Vandana Shiva, hailed as one of the seven most influential women in the world, has come to speak on everything under the sun. "Thankfully," she said, "everything under the sun is all connected."
Shiva has enough accolades and accomplishments to make your head spin. Trained in physics, with a PhD in philosophy, Shiva has authored over 20 books and 500 papers, and has founded institutes like Navdanya, Women Environment and Development Organization, and the gender unit at the International Centre for Mountain Development.
The keystone of Shiva’s philosophy, and of her talk two nights ago, is an emphasis against corporate modalities of food production, such as biotechnology and genetic engineering, and for a global re-realization of the wisdom of traditional, small-scale farming practices.
Quoting Ghandi, Shiva said “the world has enough for everyone’s needs, but not for a few’s greed.” Around four billion people across the globe are without adequate food and water, said Shiva, and around half of those are farmers associated with food production. Not to mention that in India, the country where over 2,000 varieties of rice grow, one in four people go hungry.
Unsurprising, then, that Shiva said today's food crisis, like India's in 1942, "didn’t happen from a lack of food.”
So, if the problem is not the quantity of food, what is? Shiva believes that large-scale agricultural productions take food away from communities and create unsustainable food systems. For Shiva, the problem began when our ideas of food shifted: “the transformation [of food] from crop to commodity excludes the human right to food.”
She said this food exclusion is exacerbated further by agricultural biotechnology corporations, like Monsanto, that genetically modify seeds to make them resilient to a variety of crop ailments that may arise. However, once a seed variety is genetically modified, they are patented, forcing farmers to purchase seed season after season, rather than buying seed once and storing them. “Monsanto called for seed saving as a crime. That’s the day I knew we had a duty to save our seeds,” said Shiva.
Seeing that the rise of patented seeds is not only destructive to the farmers, Shiva believes that it is the reason for monoculture farms - a phenomenon that is undeniably destructive to the environment. With monocultures, said Shiva, come nutrient-depleted soils that do not hold as much water, thus requiring irrigation and more water use.

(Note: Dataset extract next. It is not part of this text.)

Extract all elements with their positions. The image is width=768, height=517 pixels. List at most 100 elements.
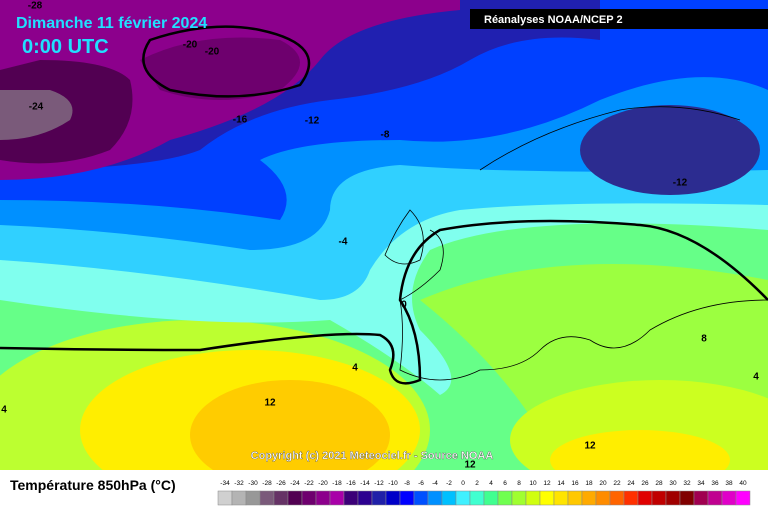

Bringing her point back full circle to the interconnectedness of everything under the sun, Shiva said “climate change aggravates the food and water crisis. Not only that, the climate crisis is driven by destructive food systems that created these crises.” While this interconnectedness makes for a seemingly complicated crisis, Shiva’s solution was painfully simple: “Local, living biodiversity-based economies.”
While Shiva said that steps are being made to achieve this kind of ecological harmony, she believes the end is a long way off. And when asked where she gathers her strength from for the journey, Shiva replied simply “[I] refuse to internalize fear, irrelevance, and insignificance.”